LingQ has AI translation for Esperanto, which is a language with more speakers than Icelandic (LingQ also has Icelandic). But its AI Esperanto translations are frequently messed up despite that there are more lessons and dictionaries out there, in various different languages, for Esperanto than there are for Icelandic by a wide margin.

Being able to easily train AI to learn, and help you learn, a minority language is a big dream of mine, but commercial AI just isn’t there yet. Maybe in a few years.

Thank you for your reply!

I mostly agree. I think AI has a lot of potential: intuitively, if an AI is given a long list of grammatical rules and a dictionary then it should eventually be able to provide some kind of use for a niche language.

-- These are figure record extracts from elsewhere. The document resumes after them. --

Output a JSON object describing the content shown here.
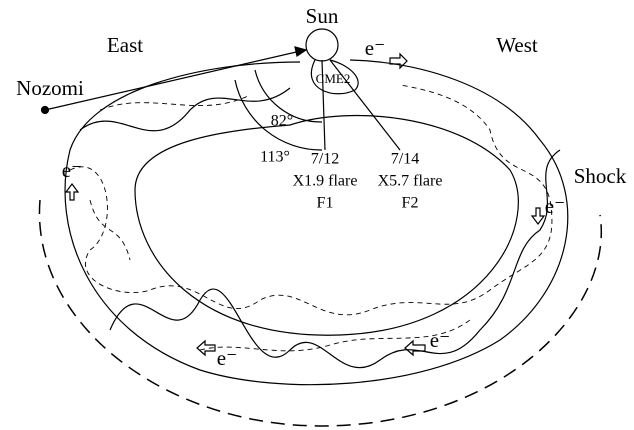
{
  "labels": {
    "sun": "Sun",
    "east": "East",
    "west": "West",
    "nozomi": "Nozomi",
    "shock": "Shock",
    "cme": "CME2",
    "angles": [
      "82°",
      "113°"
    ],
    "flares": [
      {
        "date": "7/12",
        "class": "X1.9 flare",
        "name": "F1"
      },
      {
        "date": "7/14",
        "class": "X5.7 flare",
        "name": "F2"
      }
    ],
    "electrons": [
      "e⁻",
      "e⁻",
      "e⁻",
      "e⁻",
      "e⁻"
    ]
  }
}
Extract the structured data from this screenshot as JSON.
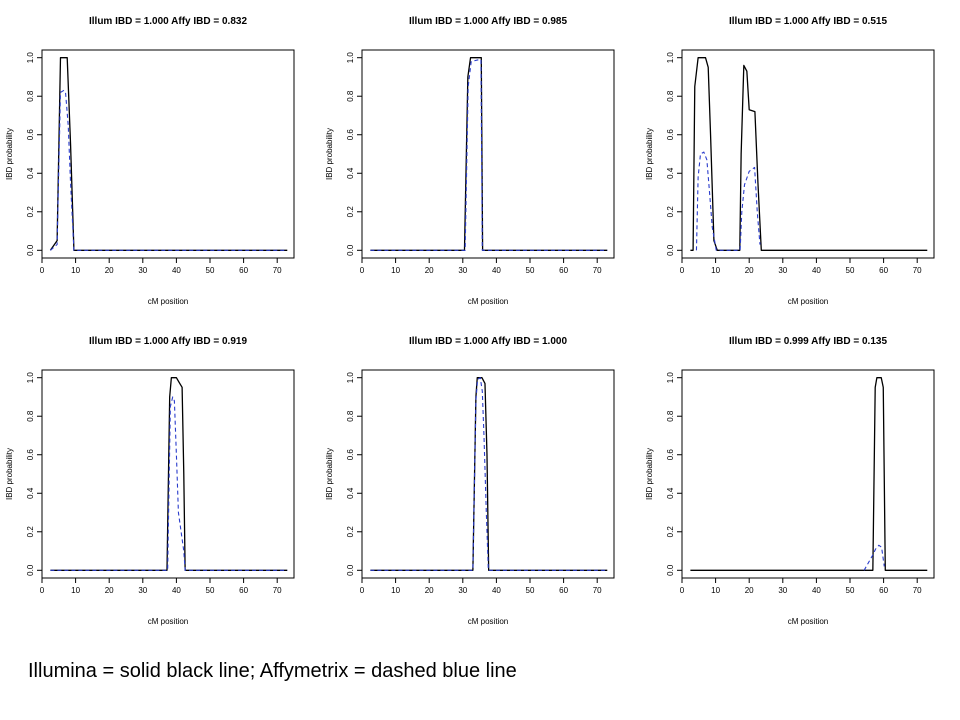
{
  "chart_data": [
    {
      "type": "line",
      "title": "Illum IBD = 1.000   Affy IBD = 0.832",
      "xlabel": "cM position",
      "ylabel": "IBD probability",
      "xlim": [
        0,
        75
      ],
      "ylim": [
        0,
        1
      ],
      "xticks": [
        "0",
        "10",
        "20",
        "30",
        "40",
        "50",
        "60",
        "70"
      ],
      "yticks": [
        "0.0",
        "0.2",
        "0.4",
        "0.6",
        "0.8",
        "1.0"
      ],
      "series": [
        {
          "style": "solid",
          "color": "#000000",
          "x": [
            2.5,
            4.5,
            5.5,
            6.5,
            7.5,
            8.5,
            9.5,
            10.5,
            73
          ],
          "y": [
            0,
            0.05,
            1.0,
            1.0,
            1.0,
            0.55,
            0,
            0,
            0
          ]
        },
        {
          "style": "dashed",
          "color": "#2a3ccc",
          "x": [
            2.5,
            4.5,
            5.5,
            6.5,
            7.0,
            7.8,
            8.5,
            9.5,
            10.5,
            73
          ],
          "y": [
            0,
            0.03,
            0.82,
            0.83,
            0.82,
            0.65,
            0.35,
            0,
            0,
            0
          ]
        }
      ]
    },
    {
      "type": "line",
      "title": "Illum IBD = 1.000   Affy IBD = 0.985",
      "xlabel": "cM position",
      "ylabel": "IBD probability",
      "xlim": [
        0,
        75
      ],
      "ylim": [
        0,
        1
      ],
      "xticks": [
        "0",
        "10",
        "20",
        "30",
        "40",
        "50",
        "60",
        "70"
      ],
      "yticks": [
        "0.0",
        "0.2",
        "0.4",
        "0.6",
        "0.8",
        "1.0"
      ],
      "series": [
        {
          "style": "solid",
          "color": "#000000",
          "x": [
            2.5,
            30.5,
            31.5,
            32.3,
            34.8,
            35.5,
            35.9,
            73
          ],
          "y": [
            0,
            0,
            0.9,
            1.0,
            1.0,
            1.0,
            0,
            0
          ]
        },
        {
          "style": "dashed",
          "color": "#2a3ccc",
          "x": [
            2.5,
            30.7,
            31.6,
            32.5,
            34.8,
            35.4,
            35.8,
            73
          ],
          "y": [
            0,
            0,
            0.85,
            0.98,
            0.99,
            0.99,
            0,
            0
          ]
        }
      ]
    },
    {
      "type": "line",
      "title": "Illum IBD = 1.000   Affy IBD = 0.515",
      "xlabel": "cM position",
      "ylabel": "IBD probability",
      "xlim": [
        0,
        75
      ],
      "ylim": [
        0,
        1
      ],
      "xticks": [
        "0",
        "10",
        "20",
        "30",
        "40",
        "50",
        "60",
        "70"
      ],
      "yticks": [
        "0.0",
        "0.2",
        "0.4",
        "0.6",
        "0.8",
        "1.0"
      ],
      "series": [
        {
          "style": "solid",
          "color": "#000000",
          "x": [
            2.5,
            3.3,
            3.8,
            4.8,
            7.0,
            7.8,
            8.5,
            9.5,
            10.5,
            17.2,
            17.6,
            18.4,
            19.3,
            20.0,
            21.7,
            22.6,
            23.6,
            73
          ],
          "y": [
            0,
            0,
            0.85,
            1.0,
            1.0,
            0.95,
            0.6,
            0.05,
            0,
            0,
            0.5,
            0.96,
            0.93,
            0.73,
            0.72,
            0.35,
            0,
            0
          ]
        },
        {
          "style": "dashed",
          "color": "#2a3ccc",
          "x": [
            4.3,
            4.8,
            5.5,
            6.5,
            7.4,
            8.2,
            9.0,
            10.2,
            17.3,
            17.8,
            18.6,
            20.0,
            21.6,
            22.4,
            23.2
          ],
          "y": [
            0,
            0.38,
            0.5,
            0.51,
            0.47,
            0.3,
            0.12,
            0,
            0,
            0.2,
            0.34,
            0.41,
            0.43,
            0.2,
            0.03
          ]
        }
      ]
    },
    {
      "type": "line",
      "title": "Illum IBD = 1.000   Affy IBD = 0.919",
      "xlabel": "cM position",
      "ylabel": "IBD probability",
      "xlim": [
        0,
        75
      ],
      "ylim": [
        0,
        1
      ],
      "xticks": [
        "0",
        "10",
        "20",
        "30",
        "40",
        "50",
        "60",
        "70"
      ],
      "yticks": [
        "0.0",
        "0.2",
        "0.4",
        "0.6",
        "0.8",
        "1.0"
      ],
      "series": [
        {
          "style": "solid",
          "color": "#000000",
          "x": [
            2.5,
            37.2,
            38.0,
            38.5,
            40.0,
            41.0,
            41.7,
            42.2,
            42.6,
            73
          ],
          "y": [
            0,
            0,
            0.9,
            1.0,
            1.0,
            0.97,
            0.95,
            0.5,
            0,
            0
          ]
        },
        {
          "style": "dashed",
          "color": "#2a3ccc",
          "x": [
            2.5,
            37.4,
            38.2,
            38.9,
            39.4,
            40.0,
            40.6,
            41.4,
            42.2,
            42.6,
            73
          ],
          "y": [
            0,
            0,
            0.85,
            0.9,
            0.88,
            0.6,
            0.3,
            0.2,
            0.1,
            0,
            0
          ]
        }
      ]
    },
    {
      "type": "line",
      "title": "Illum IBD = 1.000   Affy IBD = 1.000",
      "xlabel": "cM position",
      "ylabel": "IBD probability",
      "xlim": [
        0,
        75
      ],
      "ylim": [
        0,
        1
      ],
      "xticks": [
        "0",
        "10",
        "20",
        "30",
        "40",
        "50",
        "60",
        "70"
      ],
      "yticks": [
        "0.0",
        "0.2",
        "0.4",
        "0.6",
        "0.8",
        "1.0"
      ],
      "series": [
        {
          "style": "solid",
          "color": "#000000",
          "x": [
            2.5,
            33.0,
            33.9,
            34.3,
            35.7,
            36.6,
            37.2,
            37.7,
            73
          ],
          "y": [
            0,
            0,
            0.9,
            1.0,
            1.0,
            0.97,
            0.6,
            0,
            0
          ]
        },
        {
          "style": "dashed",
          "color": "#2a3ccc",
          "x": [
            2.5,
            33.0,
            33.9,
            34.4,
            35.2,
            35.8,
            36.3,
            37.0,
            37.6,
            73
          ],
          "y": [
            0,
            0,
            0.88,
            0.99,
            1.0,
            0.93,
            0.7,
            0.3,
            0,
            0
          ]
        }
      ]
    },
    {
      "type": "line",
      "title": "Illum IBD = 0.999   Affy IBD = 0.135",
      "xlabel": "cM position",
      "ylabel": "IBD probability",
      "xlim": [
        0,
        75
      ],
      "ylim": [
        0,
        1
      ],
      "xticks": [
        "0",
        "10",
        "20",
        "30",
        "40",
        "50",
        "60",
        "70"
      ],
      "yticks": [
        "0.0",
        "0.2",
        "0.4",
        "0.6",
        "0.8",
        "1.0"
      ],
      "series": [
        {
          "style": "solid",
          "color": "#000000",
          "x": [
            2.5,
            56.8,
            57.5,
            58.0,
            59.3,
            59.9,
            60.5,
            73
          ],
          "y": [
            0,
            0,
            0.95,
            1.0,
            1.0,
            0.95,
            0,
            0
          ]
        },
        {
          "style": "dashed",
          "color": "#2a3ccc",
          "x": [
            54.2,
            55.5,
            56.8,
            57.6,
            58.6,
            59.4,
            60.2
          ],
          "y": [
            0,
            0.04,
            0.08,
            0.11,
            0.13,
            0.12,
            0.02
          ]
        }
      ]
    }
  ],
  "caption": "Illumina = solid black line; Affymetrix = dashed blue line"
}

The risk of hallucination, however, is too great: for a constructed/fictional language, like the Black Speech from LOTR, I am sure that the AI would start inventing/making up/improvising new words to fill gaps and fulfil the command it was given.

An AI would also struggle to respect the confines of a specific language or dialect if there was a very similar dominant, adjacent language. For example, if you wanted an AI to teach you Low German or Franconian it would likely start morphing standard German words into the dialect.

I think AI also requires a massive amount of authentic content in the language, which simply doesn’t exist for many niche languages.

Overall, I agree that a comprehensive AI tool isn’t really a viable for niche languages. Even if there was no risk of hallucination, I think most niche languages lack the scale of media and massive amounts of training that are needed to construct such a model in the first place. However, I think some very basic AI functions would be possible and that the overall LingQ framework could be useful for learning a niche language, at least for the sake of tracking input and perhaps output activities in the target language.

For a very niche languages like Elvish, Cornish, Toki Pona, languages with >50,000 native speakers, I don’t think we be aiming for an AI model that extends beyond output such as:

“the sentence you have written appears to violate this specific grammatical rule”

“the word for ‘apple’ in language xyz is…”

“here is an example of this word being used from this book:…”

Very simple, straightforward commands, like checking if a grammatical rule from a pre-defined list has been violated, referring to a dictionary (not independent translation) and searching a media library for the use of a certain word (not making up or improvising an example).

Fingers crossed, but I think large language models are fundamentally flawed in some ways and shouldn’t be compared with a truly all-knowing intelligent system that understands everything it’s doing.